Staying Organized as a Manager

When you’re responsible for several teams and a dozen people, the hardest part of a meeting isn’t the meeting itself— it’s remembering what you wanted to say, capturing what was said, and following up afterward. For me, staying organized became both a survival skill and an ongoing experiment.

Over the years, I tried different approaches: from minimalist note-taking to complex visual boards. Each came with strengths and pitfalls. This is a report of what I tried, how it worked, and what I’d recommend if you’re wrestling with the same challenges.

Markdown Notes: Simple and Flexible

My first attempt was simple markdown files in Obsidian and Typora. I created one doc per person I regularly met with, adding entries with timestamps, and separate docs for special topics.

  • Pros: lightweight, distraction-free, searchable, and portable.
  • Cons: too flexible, messy without discipline, poor overview, no collaboration.

Markdown shines for minimalists, but at scale it felt like herding cats.

Visual Boards in Miro

Later, I switched to Miro. I kept one private board for myself and shared boards with my directs.
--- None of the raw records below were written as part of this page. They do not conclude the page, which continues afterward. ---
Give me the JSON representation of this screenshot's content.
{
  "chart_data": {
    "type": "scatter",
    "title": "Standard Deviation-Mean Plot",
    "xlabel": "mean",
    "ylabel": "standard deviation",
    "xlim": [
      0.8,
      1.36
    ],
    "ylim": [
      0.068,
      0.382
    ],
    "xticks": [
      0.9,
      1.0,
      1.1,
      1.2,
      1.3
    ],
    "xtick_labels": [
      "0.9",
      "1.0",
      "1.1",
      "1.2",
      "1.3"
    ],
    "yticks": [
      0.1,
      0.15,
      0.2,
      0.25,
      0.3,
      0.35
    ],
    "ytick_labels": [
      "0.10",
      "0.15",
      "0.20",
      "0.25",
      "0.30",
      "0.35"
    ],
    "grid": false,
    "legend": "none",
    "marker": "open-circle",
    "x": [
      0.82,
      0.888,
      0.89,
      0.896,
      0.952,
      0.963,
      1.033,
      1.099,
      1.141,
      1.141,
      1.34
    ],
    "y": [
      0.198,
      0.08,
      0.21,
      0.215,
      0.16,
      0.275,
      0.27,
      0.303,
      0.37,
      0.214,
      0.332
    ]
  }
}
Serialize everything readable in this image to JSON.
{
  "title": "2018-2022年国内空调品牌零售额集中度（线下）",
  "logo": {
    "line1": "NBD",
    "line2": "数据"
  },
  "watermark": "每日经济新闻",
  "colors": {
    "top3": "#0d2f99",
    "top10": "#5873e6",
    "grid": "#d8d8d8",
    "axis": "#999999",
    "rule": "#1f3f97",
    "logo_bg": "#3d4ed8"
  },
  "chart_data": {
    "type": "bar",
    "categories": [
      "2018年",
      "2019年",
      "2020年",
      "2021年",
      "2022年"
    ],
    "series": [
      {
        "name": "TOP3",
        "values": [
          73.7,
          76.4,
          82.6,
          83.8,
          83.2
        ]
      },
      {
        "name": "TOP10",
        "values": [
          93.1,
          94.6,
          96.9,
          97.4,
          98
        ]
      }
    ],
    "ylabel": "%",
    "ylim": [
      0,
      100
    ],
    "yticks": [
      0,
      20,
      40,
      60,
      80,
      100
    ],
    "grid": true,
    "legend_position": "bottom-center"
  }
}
  • Pros: highly visual, collaboration-friendly, and flexible.
  • Cons: clutter risk, slower to update, requires team adoption.
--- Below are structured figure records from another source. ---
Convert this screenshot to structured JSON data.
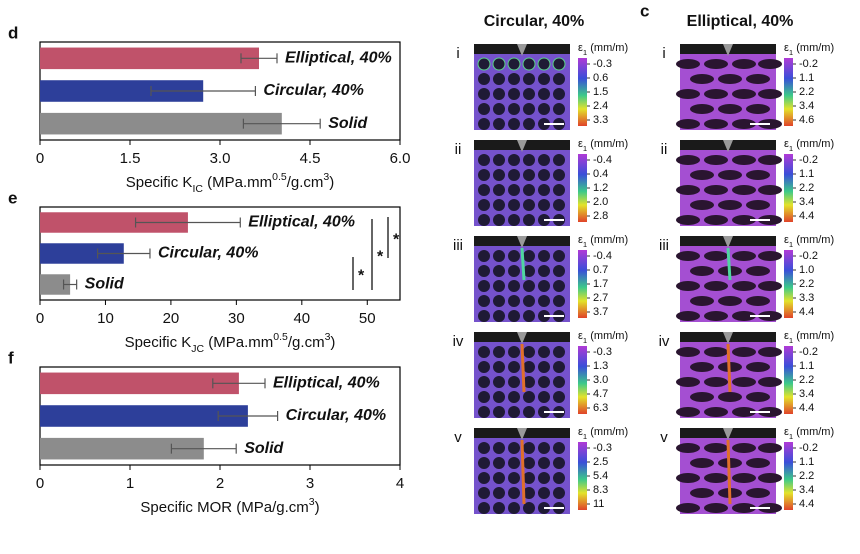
{
  "chart_data": [
    {
      "type": "bar",
      "orientation": "horizontal",
      "panel": "d",
      "categories": [
        "Elliptical, 40%",
        "Circular, 40%",
        "Solid"
      ],
      "values": [
        3.65,
        2.72,
        4.03
      ],
      "errors": [
        0.3,
        0.87,
        0.64
      ],
      "colors": [
        "#c0526a",
        "#2d3f9a",
        "#8c8c8c"
      ],
      "label_colors": [
        "#b84a63",
        "#2d3f9a",
        "#9a9a9a"
      ],
      "xlim": [
        0,
        6
      ],
      "xticks": [
        0,
        1.5,
        {
          "value": 3,
          "label": "3.0"
        },
        4.5,
        {
          "value": 6,
          "label": "6.0"
        }
      ],
      "xlabel": [
        "Specific K",
        "IC",
        " (MPa.mm",
        "0.5",
        "/g.cm",
        "3",
        ")"
      ]
    },
    {
      "type": "bar",
      "orientation": "horizontal",
      "panel": "e",
      "categories": [
        "Elliptical, 40%",
        "Circular, 40%",
        "Solid"
      ],
      "values": [
        22.6,
        12.8,
        4.6
      ],
      "errors": [
        8,
        4,
        1
      ],
      "colors": [
        "#c0526a",
        "#2d3f9a",
        "#8c8c8c"
      ],
      "label_colors": [
        "#b84a63",
        "#2d3f9a",
        "#9a9a9a"
      ],
      "xlim": [
        0,
        55
      ],
      "xticks": [
        0,
        10,
        20,
        30,
        40,
        50
      ],
      "xlabel": [
        "Specific K",
        "JC",
        " (MPa.mm",
        "0.5",
        "/g.cm",
        "3",
        ")"
      ],
      "significance": [
        "*",
        "*",
        "*"
      ]
    },
    {
      "type": "bar",
      "orientation": "horizontal",
      "panel": "f",
      "categories": [
        "Elliptical, 40%",
        "Circular, 40%",
        "Solid"
      ],
      "values": [
        2.21,
        2.31,
        1.82
      ],
      "errors": [
        0.29,
        0.33,
        0.36
      ],
      "colors": [
        "#c0526a",
        "#2d3f9a",
        "#8c8c8c"
      ],
      "label_colors": [
        "#b84a63",
        "#2d3f9a",
        "#9a9a9a"
      ],
      "xlim": [
        0,
        4
      ],
      "xticks": [
        0,
        1,
        2,
        3,
        4
      ],
      "xlabel": [
        "Specific MOR (MPa/g.cm",
        "3",
        ")"
      ]
    }
  ],
  "strain_maps": {
    "panel": "c",
    "columns": [
      {
        "title": "Circular, 40%",
        "rows": [
          {
            "label": "i",
            "colorbar_label": [
              "ε",
              "1",
              " (mm/m)"
            ],
            "ticks": [
              "-0.3",
              "0.6",
              "1.5",
              "2.4",
              "3.3"
            ]
          },
          {
            "label": "ii",
            "colorbar_label": [
              "ε",
              "1",
              " (mm/m)"
            ],
            "ticks": [
              "-0.4",
              "0.4",
              "1.2",
              "2.0",
              "2.8"
            ]
          },
          {
            "label": "iii",
            "colorbar_label": [
              "ε",
              "1",
              " (mm/m)"
            ],
            "ticks": [
              "-0.4",
              "0.7",
              "1.7",
              "2.7",
              "3.7"
            ]
          },
          {
            "label": "iv",
            "colorbar_label": [
              "ε",
              "1",
              " (mm/m)"
            ],
            "ticks": [
              "-0.3",
              "1.3",
              "3.0",
              "4.7",
              "6.3"
            ]
          },
          {
            "label": "v",
            "colorbar_label": [
              "ε",
              "1",
              " (mm/m)"
            ],
            "ticks": [
              "-0.3",
              "2.5",
              "5.4",
              "8.3",
              "11"
            ]
          }
        ]
      },
      {
        "title": "Elliptical, 40%",
        "rows": [
          {
            "label": "i",
            "colorbar_label": [
              "ε",
              "1",
              " (mm/m)"
            ],
            "ticks": [
              "-0.2",
              "1.1",
              "2.2",
              "3.4",
              "4.6"
            ]
          },
          {
            "label": "ii",
            "colorbar_label": [
              "ε",
              "1",
              " (mm/m)"
            ],
            "ticks": [
              "-0.2",
              "1.1",
              "2.2",
              "3.4",
              "4.4"
            ]
          },
          {
            "label": "iii",
            "colorbar_label": [
              "ε",
              "1",
              " (mm/m)"
            ],
            "ticks": [
              "-0.2",
              "1.0",
              "2.2",
              "3.3",
              "4.4"
            ]
          },
          {
            "label": "iv",
            "colorbar_label": [
              "ε",
              "1",
              " (mm/m)"
            ],
            "ticks": [
              "-0.2",
              "1.1",
              "2.2",
              "3.4",
              "4.4"
            ]
          },
          {
            "label": "v",
            "colorbar_label": [
              "ε",
              "1",
              " (mm/m)"
            ],
            "ticks": [
              "-0.2",
              "1.1",
              "2.2",
              "3.4",
              "4.4"
            ]
          }
        ]
      }
    ]
  }
}
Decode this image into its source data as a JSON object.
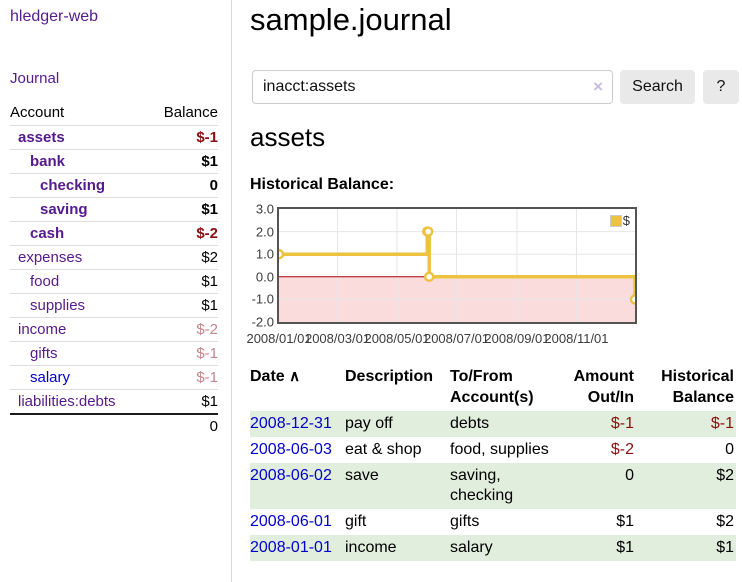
{
  "sidebar": {
    "app_title": "hledger-web",
    "nav": {
      "journal": "Journal"
    },
    "accounts_table": {
      "headers": {
        "account": "Account",
        "balance": "Balance"
      },
      "rows": [
        {
          "name": "assets",
          "balance": "$-1",
          "indent": 1,
          "bold": true,
          "balance_style": "neg"
        },
        {
          "name": "bank",
          "balance": "$1",
          "indent": 2,
          "bold": true,
          "balance_style": ""
        },
        {
          "name": "checking",
          "balance": "0",
          "indent": 3,
          "bold": true,
          "balance_style": ""
        },
        {
          "name": "saving",
          "balance": "$1",
          "indent": 3,
          "bold": true,
          "balance_style": ""
        },
        {
          "name": "cash",
          "balance": "$-2",
          "indent": 2,
          "bold": true,
          "balance_style": "neg"
        },
        {
          "name": "expenses",
          "balance": "$2",
          "indent": 1,
          "bold": false,
          "balance_style": ""
        },
        {
          "name": "food",
          "balance": "$1",
          "indent": 2,
          "bold": false,
          "balance_style": ""
        },
        {
          "name": "supplies",
          "balance": "$1",
          "indent": 2,
          "bold": false,
          "balance_style": ""
        },
        {
          "name": "income",
          "balance": "$-2",
          "indent": 1,
          "bold": false,
          "balance_style": "dimneg"
        },
        {
          "name": "gifts",
          "balance": "$-1",
          "indent": 2,
          "bold": false,
          "balance_style": "dimneg"
        },
        {
          "name": "salary",
          "balance": "$-1",
          "indent": 2,
          "bold": false,
          "balance_style": "dimneg",
          "link_blue": true
        },
        {
          "name": "liabilities:debts",
          "balance": "$1",
          "indent": 1,
          "bold": false,
          "balance_style": ""
        }
      ],
      "total": "0"
    }
  },
  "header": {
    "title": "sample.journal"
  },
  "search": {
    "value": "inacct:assets",
    "clear_icon": "×",
    "button": "Search",
    "help_button": "?"
  },
  "account_page": {
    "heading": "assets",
    "chart_label": "Historical Balance:"
  },
  "chart_data": {
    "type": "line",
    "title": "Historical Balance:",
    "step": true,
    "series": [
      {
        "name": "$",
        "color": "#edc240",
        "points": [
          [
            "2008-01-01",
            1
          ],
          [
            "2008-06-01",
            2
          ],
          [
            "2008-06-02",
            2
          ],
          [
            "2008-06-03",
            0
          ],
          [
            "2008-12-31",
            -1
          ]
        ]
      }
    ],
    "xlim": [
      "2008-01-01",
      "2008-12-31"
    ],
    "ylim": [
      -2,
      3
    ],
    "yticks": [
      "3.0",
      "2.0",
      "1.0",
      "0.0",
      "-1.0",
      "-2.0"
    ],
    "xticks": [
      "2008/01/01",
      "2008/03/01",
      "2008/05/01",
      "2008/07/01",
      "2008/09/01",
      "2008/11/01"
    ],
    "grid": true,
    "legend_position": "top-right",
    "negative_region_color": "#fadcdc",
    "zero_line_color": "#aa0000",
    "grid_color": "#e6e6e6"
  },
  "register_table": {
    "columns": [
      "Date",
      "Description",
      "To/From Account(s)",
      "Amount Out/In",
      "Historical Balance"
    ],
    "sort_icon": "∧",
    "rows": [
      {
        "date": "2008-12-31",
        "description": "pay off",
        "accounts": "debts",
        "amount": "$-1",
        "balance": "$-1",
        "amount_neg": true,
        "balance_neg": true
      },
      {
        "date": "2008-06-03",
        "description": "eat & shop",
        "accounts": "food, supplies",
        "amount": "$-2",
        "balance": "0",
        "amount_neg": true,
        "balance_neg": false
      },
      {
        "date": "2008-06-02",
        "description": "save",
        "accounts": "saving, checking",
        "amount": "0",
        "balance": "$2",
        "amount_neg": false,
        "balance_neg": false
      },
      {
        "date": "2008-06-01",
        "description": "gift",
        "accounts": "gifts",
        "amount": "$1",
        "balance": "$2",
        "amount_neg": false,
        "balance_neg": false
      },
      {
        "date": "2008-01-01",
        "description": "income",
        "accounts": "salary",
        "amount": "$1",
        "balance": "$1",
        "amount_neg": false,
        "balance_neg": false
      }
    ]
  }
}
Miro worked best for overviews and transparency, though it sometimes felt like overkill for daily notes.

Confluence: Structured but Heavy

I also experimented with Confluence, trying to replicate personal notes and team boards.
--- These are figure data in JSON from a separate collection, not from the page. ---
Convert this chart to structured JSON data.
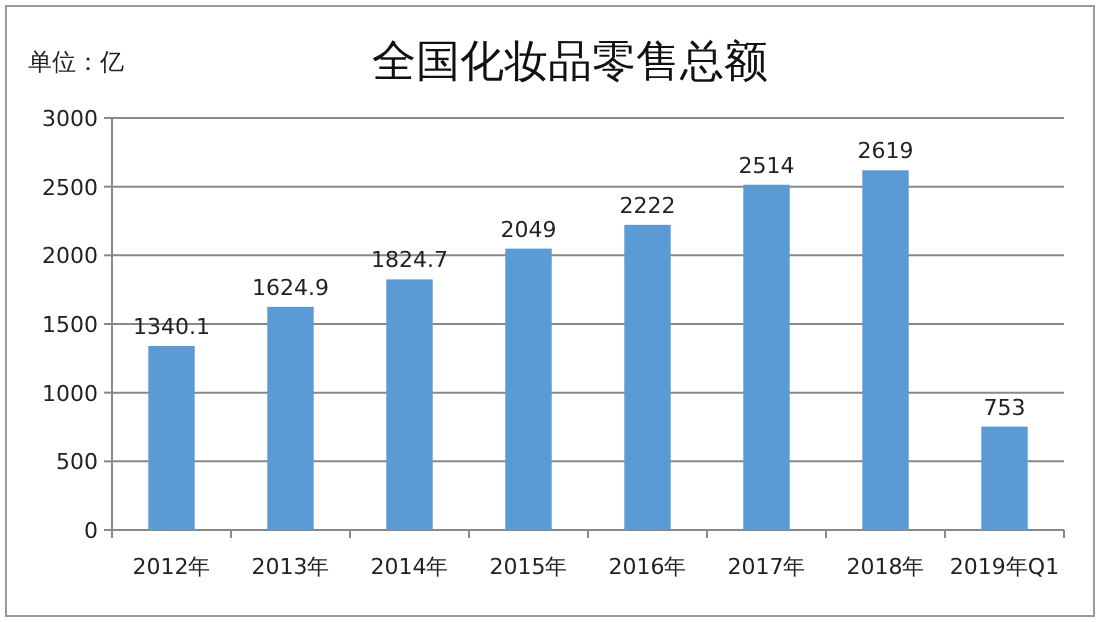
{
  "chart_data": {
    "type": "bar",
    "title": "全国化妆品零售总额",
    "ylabel": "单位：亿",
    "categories": [
      "2012年",
      "2013年",
      "2014年",
      "2015年",
      "2016年",
      "2017年",
      "2018年",
      "2019年Q1"
    ],
    "values": [
      1340.1,
      1624.9,
      1824.7,
      2049,
      2222,
      2514,
      2619,
      753
    ],
    "color": "#5b9bd5",
    "ylim": [
      0,
      3000
    ],
    "yticks": [
      0,
      500,
      1000,
      1500,
      2000,
      2500,
      3000
    ],
    "grid": "y",
    "data_labels": true
  }
}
  • Pros: structured, integrated with Atlassian, searchable.
  • Cons: heavy, not flexible, risk of outdated pages.

Great for official knowledge, less suited for the rapid pace of daily notes.

Pen and Paper: The Old Reliable

Despite all the software, pen and paper became a constant. A daily sheet with tasks kept me grounded.

  • Pros: zero friction, physical satisfaction, always visible.
  • Cons: not searchable, not shareable, no backup.

Paper works best as a daily companion alongside digital tools.

The lesson: no single tool solves everything. Different tools shine in different contexts. Use markdown or paper for daily tasks, Miro for collaboration and overview, Confluence for structured documentation.

Final Thoughts

Staying organized as a manager is less about tools and more about habits. Tools amplify good habits or get in the way of bad ones. My best meetings came from short, visible lists of what mattered most— whether scribbled on paper, in markdown, or mapped on a board.

If you’re struggling with meeting overload, experiment, mix analog with digital, and remember: the goal isn’t perfect notes. It’s freeing your mind so you can focus on your people.